Pyschology or Philosophy

Both disciplines are crusted several feet deep in their own traditions which can make graduate studies in either field a frustrating endeavor if your own perspectives and the vantage point you’ve gained from studies in several different fields is seen as incompatible with their traditions, and if the department is a bit on the crusty academic-conservative side.

For undergraduate studies, it generally matters a lot less: the attitude in either department is much more likely to encourage bachelors-degree students to take classes in other departments and get a well-rounded liberal arts educational experience, and your instructors, far from being inclined to tell you that the ideas you are bringing into the classroom are “wrong”, will most likely leap with joy to find someone who thinks and makes connections between what is being said in other disciplines and what is being said in their classroom, rather than just wanting to know “What do I gotta memorize in order to ace the final”

I’d agree with the poster (AudreyK, I think) who said follow your interests - you’re much more likely to do well that way, and its a long time until you’ll need to worry about boring stuff like jobs.

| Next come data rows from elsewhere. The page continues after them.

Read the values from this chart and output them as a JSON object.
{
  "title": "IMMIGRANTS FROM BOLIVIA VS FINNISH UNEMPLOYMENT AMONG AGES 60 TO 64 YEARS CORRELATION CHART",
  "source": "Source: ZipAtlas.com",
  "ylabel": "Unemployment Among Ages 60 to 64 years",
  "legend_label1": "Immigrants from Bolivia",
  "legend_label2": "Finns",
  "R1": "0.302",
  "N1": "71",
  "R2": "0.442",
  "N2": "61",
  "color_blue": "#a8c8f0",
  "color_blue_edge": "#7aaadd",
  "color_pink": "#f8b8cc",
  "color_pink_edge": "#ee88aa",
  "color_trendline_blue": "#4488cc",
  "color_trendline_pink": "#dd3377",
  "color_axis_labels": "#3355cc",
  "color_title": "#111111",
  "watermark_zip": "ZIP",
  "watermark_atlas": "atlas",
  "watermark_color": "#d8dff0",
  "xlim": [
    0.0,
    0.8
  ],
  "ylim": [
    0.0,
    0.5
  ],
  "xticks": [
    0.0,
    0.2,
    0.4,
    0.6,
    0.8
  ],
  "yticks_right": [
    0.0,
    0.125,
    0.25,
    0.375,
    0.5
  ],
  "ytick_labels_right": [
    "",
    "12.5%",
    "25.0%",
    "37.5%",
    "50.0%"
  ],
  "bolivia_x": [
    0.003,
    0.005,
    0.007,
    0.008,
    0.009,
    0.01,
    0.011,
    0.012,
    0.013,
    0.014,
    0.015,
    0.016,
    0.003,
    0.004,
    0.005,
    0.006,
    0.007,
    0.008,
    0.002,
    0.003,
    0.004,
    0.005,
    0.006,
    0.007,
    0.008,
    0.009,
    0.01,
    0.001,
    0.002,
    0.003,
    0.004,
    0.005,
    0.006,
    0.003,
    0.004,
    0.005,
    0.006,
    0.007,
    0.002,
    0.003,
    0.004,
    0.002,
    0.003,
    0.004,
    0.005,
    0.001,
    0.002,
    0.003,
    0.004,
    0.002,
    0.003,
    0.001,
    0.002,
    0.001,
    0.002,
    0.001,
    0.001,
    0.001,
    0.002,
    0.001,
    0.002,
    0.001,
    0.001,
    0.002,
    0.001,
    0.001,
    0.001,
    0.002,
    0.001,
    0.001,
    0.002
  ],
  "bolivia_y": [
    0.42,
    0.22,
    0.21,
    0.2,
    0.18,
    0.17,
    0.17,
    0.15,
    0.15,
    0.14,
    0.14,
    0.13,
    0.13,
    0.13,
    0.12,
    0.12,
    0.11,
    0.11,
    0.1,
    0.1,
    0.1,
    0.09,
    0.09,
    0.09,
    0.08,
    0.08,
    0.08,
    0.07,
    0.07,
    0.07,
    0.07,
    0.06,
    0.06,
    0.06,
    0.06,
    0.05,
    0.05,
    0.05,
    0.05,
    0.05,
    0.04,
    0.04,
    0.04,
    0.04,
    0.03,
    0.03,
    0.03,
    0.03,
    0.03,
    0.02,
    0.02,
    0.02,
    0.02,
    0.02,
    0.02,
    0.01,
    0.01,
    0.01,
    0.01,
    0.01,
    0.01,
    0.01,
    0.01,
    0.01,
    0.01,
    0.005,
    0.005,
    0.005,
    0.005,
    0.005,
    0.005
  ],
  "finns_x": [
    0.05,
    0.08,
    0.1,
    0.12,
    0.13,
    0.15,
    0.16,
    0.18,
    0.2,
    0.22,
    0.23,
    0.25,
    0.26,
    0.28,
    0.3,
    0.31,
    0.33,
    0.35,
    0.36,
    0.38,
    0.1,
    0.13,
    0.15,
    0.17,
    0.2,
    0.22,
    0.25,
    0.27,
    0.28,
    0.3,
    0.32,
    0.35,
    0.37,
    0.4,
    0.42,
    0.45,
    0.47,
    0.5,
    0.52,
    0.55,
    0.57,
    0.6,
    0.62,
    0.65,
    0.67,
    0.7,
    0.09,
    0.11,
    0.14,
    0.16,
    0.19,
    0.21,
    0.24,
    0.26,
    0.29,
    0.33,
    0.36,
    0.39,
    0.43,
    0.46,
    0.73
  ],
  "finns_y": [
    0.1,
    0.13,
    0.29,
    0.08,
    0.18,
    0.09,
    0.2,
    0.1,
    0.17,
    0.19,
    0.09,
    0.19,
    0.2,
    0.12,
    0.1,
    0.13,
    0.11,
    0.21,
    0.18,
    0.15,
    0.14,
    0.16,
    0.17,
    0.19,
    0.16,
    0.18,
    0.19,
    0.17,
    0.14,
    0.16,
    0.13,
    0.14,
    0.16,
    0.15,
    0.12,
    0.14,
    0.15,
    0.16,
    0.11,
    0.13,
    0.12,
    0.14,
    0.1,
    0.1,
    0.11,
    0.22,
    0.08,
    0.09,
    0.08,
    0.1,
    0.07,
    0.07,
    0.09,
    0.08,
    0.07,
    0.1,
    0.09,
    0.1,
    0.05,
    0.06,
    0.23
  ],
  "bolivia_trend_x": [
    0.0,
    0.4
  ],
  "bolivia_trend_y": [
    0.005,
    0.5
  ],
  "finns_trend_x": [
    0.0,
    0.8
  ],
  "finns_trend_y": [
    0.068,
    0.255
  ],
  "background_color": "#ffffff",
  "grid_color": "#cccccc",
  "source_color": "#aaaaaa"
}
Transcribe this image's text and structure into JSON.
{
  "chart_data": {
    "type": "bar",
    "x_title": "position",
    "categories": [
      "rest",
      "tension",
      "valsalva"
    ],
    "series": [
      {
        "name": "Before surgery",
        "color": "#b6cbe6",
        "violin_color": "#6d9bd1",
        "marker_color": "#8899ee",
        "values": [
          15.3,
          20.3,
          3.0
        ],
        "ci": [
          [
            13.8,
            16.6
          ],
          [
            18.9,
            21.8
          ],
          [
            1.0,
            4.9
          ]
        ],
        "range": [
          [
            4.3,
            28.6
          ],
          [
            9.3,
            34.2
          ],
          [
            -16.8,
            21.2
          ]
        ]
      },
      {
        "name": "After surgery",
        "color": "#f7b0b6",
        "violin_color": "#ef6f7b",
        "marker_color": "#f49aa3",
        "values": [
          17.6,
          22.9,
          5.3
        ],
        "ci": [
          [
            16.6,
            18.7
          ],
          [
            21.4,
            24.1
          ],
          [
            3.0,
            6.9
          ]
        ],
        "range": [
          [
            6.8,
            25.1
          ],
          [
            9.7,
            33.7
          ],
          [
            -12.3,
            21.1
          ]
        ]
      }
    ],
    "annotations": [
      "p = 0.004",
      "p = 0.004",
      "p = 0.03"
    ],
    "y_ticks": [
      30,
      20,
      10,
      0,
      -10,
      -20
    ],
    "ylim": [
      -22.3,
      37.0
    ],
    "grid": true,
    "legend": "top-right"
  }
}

I can’t speak for what is happening in philosophy at the moment, but I can say that psychology is a massive subject which introduces many philosophical ideas. Psychology includes: cognitive psych (mental processes), child psych, social psych, neuroscience, psychopathology, brain and biology and more.

Possible careers include: educational psychology, clinical psychology, research, psychotherapy, social work, teaching.

You could be studying the behaviour of individual neurons or the behaviour of groups in institutions…some would argue that it is no longer one subject. There’s also an argument that some of the questions that in the past were the preserve of philosophy are being taken over by psychology and neuroscience. In fact you could define psychology as experimental philosophy.

I am annoyingly interested in psychology.

annoying because I already chose my career path and degree, and it wasn’t psychology.

Shallow reason - There were tons of birds (English:American Birds:chicks) on the psychology course. (and absolutely none on the Software Engineering course)

Deep reason - I am genuinely deeply interested and fascinated by the human mind and way of thinking. Specificaly children (child psychology) It is fascinating to observe and learn about the learning process.